Mis à part le Kirghizstan, les cinq républiques d'Asie centrale sont des régimes autoritaires, voire dictatoriaux. Le pouvoir y est très personnalisé et plus ou moins concentré dans les mains d’une famille. L’autre facteur, dû au hasard, est que les présidents de la région ont une certaine tendance à avoir des filles, ce qui ne les arrange pas toujours. On a l’impression qu’ils préféreraient avoir des garçons pour mettre en place des successions quasi dynastiques, comme cela s’est passé en Azerbaïdjan, dans le Caucase, où Ilham Aliev a succédé en 2003 à son père Heydar.

Des postes stratégiques

Elles n'occupent pas toujours des postes politiques. Dariga Nazarbaïeva, la fille de l’ancien président du Kazakhstan, qui a quitté le 20 mars dernier le fauteuil qu’il occupait depuis près de 30 ans, a été « élue », si l’on peut dire, présidente du Sénat au lendemain de la démission de son père. Elle ne va pas lui succéder. Mais on peut penser toutefois que cela pourrait arriver, le président du Sénat devenant chef de l’Etat en cas de vacance du poste. Saida Mirzoïoeva, fille du président de l’Ouzbékistan au pouvoir depuis la fin 2016, vient d’être nommée directrice adjointe d’une agence où elle sera chargée de promouvoir l’image du pays à l’étranger.
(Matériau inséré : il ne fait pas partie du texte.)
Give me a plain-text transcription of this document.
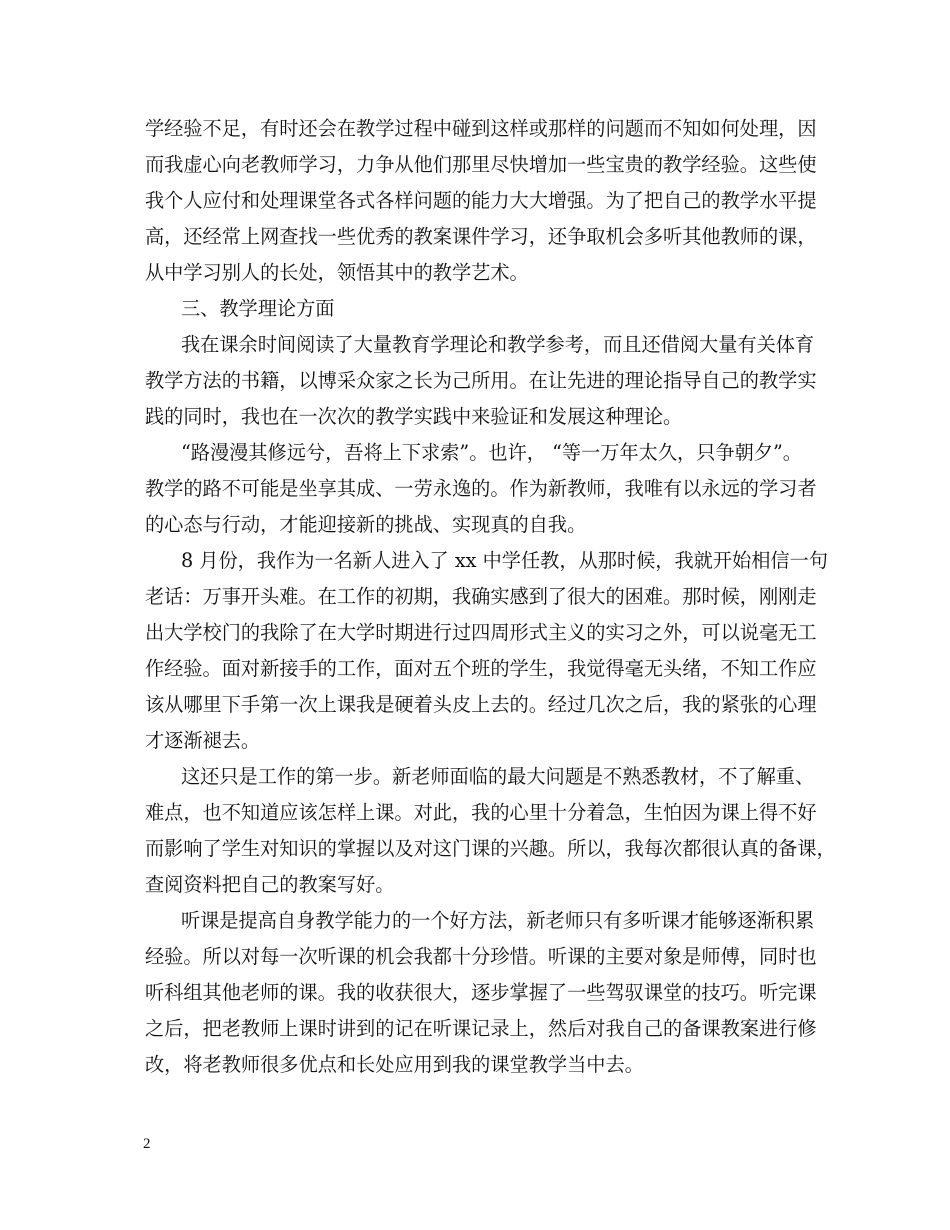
学经验不足，有时还会在教学过程中碰到这样或那样的问题而不知如何处理，因
而我虚心向老教师学习，力争从他们那里尽快增加一些宝贵的教学经验。这些使
我个人应付和处理课堂各式各样问题的能力大大增强。为了把自己的教学水平提
高，还经常上网查找一些优秀的教案课件学习，还争取机会多听其他教师的课，
从中学习别人的长处，领悟其中的教学艺术。
三、教学理论方面
我在课余时间阅读了大量教育学理论和教学参考，而且还借阅大量有关体育
教学方法的书籍，以博采众家之长为己所用。在让先进的理论指导自己的教学实
践的同时，我也在一次次的教学实践中来验证和发展这种理论。
“路漫漫其修远兮，吾将上下求索”。也许， “等一万年太久，只争朝夕”。
教学的路不可能是坐享其成、一劳永逸的。作为新教师，我唯有以永远的学习者
的心态与行动，才能迎接新的挑战、实现真的自我。
8 月份，我作为一名新人进入了 xx 中学任教，从那时候，我就开始相信一句
老话：万事开头难。在工作的初期，我确实感到了很大的困难。那时候，刚刚走
出大学校门的我除了在大学时期进行过四周形式主义的实习之外，可以说毫无工
作经验。面对新接手的工作，面对五个班的学生，我觉得毫无头绪，不知工作应
该从哪里下手第一次上课我是硬着头皮上去的。经过几次之后，我的紧张的心理
才逐渐褪去。
这还只是工作的第一步。新老师面临的最大问题是不熟悉教材，不了解重、
难点，也不知道应该怎样上课。对此，我的心里十分着急，生怕因为课上得不好
而影响了学生对知识的掌握以及对这门课的兴趣。所以，我每次都很认真的备课，
查阅资料把自己的教案写好。
听课是提高自身教学能力的一个好方法，新老师只有多听课才能够逐渐积累
经验。所以对每一次听课的机会我都十分珍惜。听课的主要对象是师傅，同时也
听科组其他老师的课。我的收获很大，逐步掌握了一些驾驭课堂的技巧。听完课
之后，把老教师上课时讲到的记在听课记录上，然后对我自己的备课教案进行修
改，将老教师很多优点和长处应用到我的课堂教学当中去。
2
De redoutables « prédatrices » économiques

Elles ont souvent aussi un rôle dans l’économie, directement ou via leurs maris, celles-ci étant très courtisées évidemment. En Ouzbékistan, Goulnara Karimova, fille de l’ancien chef de l’Etat Islam Karimov, est aujourd’hui en prison. Moins parce qu’elle aurait violé la loi que parce qu’elle a fini par menacer les positions des oligarques et autres hauts-fonctionnaires qui contrôlaient l’économie nationale. On retrouve cela ailleurs dans la région. La fille du président du Tadjikistan, Tahmina Rahmon, a aussi une terrible réputation dans son pays, pour avoir mis la main sur plusieurs centres commerciaux et s’être arrogé des affaires juteuses, comme dans le domaine de l’énergie.